Why he might not: He’s divisive: the only major candidate with higher disapproval numbers than Vargas Lleras. His administration of Bogotá was largely seen as inept and his guerrilla past is especially problematic after Colombians just “swallowed the toad” of peace with the FARC. It’s easy to criticize – governing is hard.
CLARA LÓPEZ, 67, FORMER MINISTER
Why she might win: A more palatable – and less confrontational – version of Petro, she has anti-establishment bona fides but proved she can work within the system as minister for President Santos. She’s well-known nationally and ran a strong campaign in 2014, when she finished with 15 percent of the vote.
Why she might not: May have reached her ceiling. She’ll face competition from a host of more moderate (and more charismatic) leftist politicians, who may be a more comfortable choice to most Colombians.
CLAUDIA LÓPEZ, 47, SENATOR
Why she might win: A fresh voice whose anti-corruption message has struck a chord with voters. She’s well-known, well-liked, and respected for speaking her mind.
Why she might not: Colombia is a conservative country, and while López, an out lesbian, speaks to the values of major cities, she may be an uncomfortable choice for some voters. She also shares a moderate left, anti-corruption platform with several other strong candidates.
IVÁN DUQUE, 41, SENATOR
Why he might win: Uribe, his political mentor, remains one of Colombia’s most popular politicians thanks in part to his pro-business message and hard line against the FARC. Of the candidates who could hold the banner for Uribe’s supporters, Duque is likely the most measured and palatable for wider audiences.
Why he might not: He may not be a candidate – especially after Óscar Iván Zuluaga’s return to contention after beating an Odebrecht-related corruption investigation this month. Others both inside the Centro Democrático (including Carlos Holmes Trujillo) and out (Marta Lucía Ramírez) could wind up representing Uribe – the party will make its choice in November. On policy, Duque could find it hard to separate himself from the more experienced Vargas Lleras.

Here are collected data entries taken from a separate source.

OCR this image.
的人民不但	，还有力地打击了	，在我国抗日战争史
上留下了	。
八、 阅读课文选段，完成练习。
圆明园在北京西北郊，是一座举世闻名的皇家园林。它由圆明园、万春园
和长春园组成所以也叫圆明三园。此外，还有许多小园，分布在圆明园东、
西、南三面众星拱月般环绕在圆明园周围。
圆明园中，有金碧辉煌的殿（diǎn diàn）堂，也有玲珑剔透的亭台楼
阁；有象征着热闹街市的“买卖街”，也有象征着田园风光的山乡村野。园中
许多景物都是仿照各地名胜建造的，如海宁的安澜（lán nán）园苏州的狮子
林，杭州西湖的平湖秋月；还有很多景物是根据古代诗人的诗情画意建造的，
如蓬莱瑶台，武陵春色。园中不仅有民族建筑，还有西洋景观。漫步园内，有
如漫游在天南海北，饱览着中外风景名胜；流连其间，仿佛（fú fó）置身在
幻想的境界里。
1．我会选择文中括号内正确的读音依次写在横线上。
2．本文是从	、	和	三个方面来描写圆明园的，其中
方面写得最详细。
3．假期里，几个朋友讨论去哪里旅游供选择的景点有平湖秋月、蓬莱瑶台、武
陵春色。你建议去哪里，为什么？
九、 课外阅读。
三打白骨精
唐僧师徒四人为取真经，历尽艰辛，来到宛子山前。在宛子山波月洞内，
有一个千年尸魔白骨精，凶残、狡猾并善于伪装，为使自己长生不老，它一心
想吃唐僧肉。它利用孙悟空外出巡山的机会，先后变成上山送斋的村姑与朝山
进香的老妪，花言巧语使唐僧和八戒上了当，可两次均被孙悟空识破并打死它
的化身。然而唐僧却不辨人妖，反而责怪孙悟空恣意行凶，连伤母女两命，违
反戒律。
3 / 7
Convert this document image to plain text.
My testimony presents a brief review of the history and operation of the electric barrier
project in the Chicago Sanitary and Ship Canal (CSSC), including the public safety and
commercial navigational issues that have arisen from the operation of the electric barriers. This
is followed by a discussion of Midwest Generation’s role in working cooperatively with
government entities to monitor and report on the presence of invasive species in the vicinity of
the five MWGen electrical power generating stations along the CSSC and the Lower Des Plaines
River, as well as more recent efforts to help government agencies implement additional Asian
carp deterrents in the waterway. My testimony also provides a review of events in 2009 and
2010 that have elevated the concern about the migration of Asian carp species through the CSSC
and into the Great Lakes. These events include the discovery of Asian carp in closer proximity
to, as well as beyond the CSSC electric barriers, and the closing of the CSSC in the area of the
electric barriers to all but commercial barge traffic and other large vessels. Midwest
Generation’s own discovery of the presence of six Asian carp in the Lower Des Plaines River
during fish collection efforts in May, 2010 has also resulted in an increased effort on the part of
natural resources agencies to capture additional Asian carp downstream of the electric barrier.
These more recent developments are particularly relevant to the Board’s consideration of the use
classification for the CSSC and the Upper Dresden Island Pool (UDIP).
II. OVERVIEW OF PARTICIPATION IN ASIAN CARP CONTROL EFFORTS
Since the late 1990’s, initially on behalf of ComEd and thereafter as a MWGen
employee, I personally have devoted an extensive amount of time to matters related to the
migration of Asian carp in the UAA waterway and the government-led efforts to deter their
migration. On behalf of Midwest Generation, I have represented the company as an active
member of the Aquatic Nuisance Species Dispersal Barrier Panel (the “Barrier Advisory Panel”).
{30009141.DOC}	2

HUMBERTO DE LA CALLE, 71, FORMER MINISTER
Why he might win: The peace process. one of the lead negotiators for the deal and perhaps the best-placed to shepherd its implementation. Has held every political position in the book and could be seen as a capable caretaker while other politicians are busy slinging mud at each other.
Why he might not: The peace process. Fifty percent of the coutnry rejected the deal in a 2016 plebiscite, and few names are as closely associated with it as De la Calle. Carrying the weight of an immensely unpopular government.
Why she/he might win: With more than two dozen potential candidates, figures from either end of the political spectrum could catch lightning in a bottle. That includes the Parrtido Liberal Senator Juan Manuel Galán, the far-right former Attorney General Alejandro Ordóñez, and former Ambassador Carlos Pinzón, to name a few.
Why she/he might not: There are four forces with an obvious chance of victory in 2018: Petro, Vargas Lleras, a pro-peace figure and “the one Uribe chooses.” The last two aren’t set in stone, but the list of legitimate aspirants is shorter than it appears at first glance.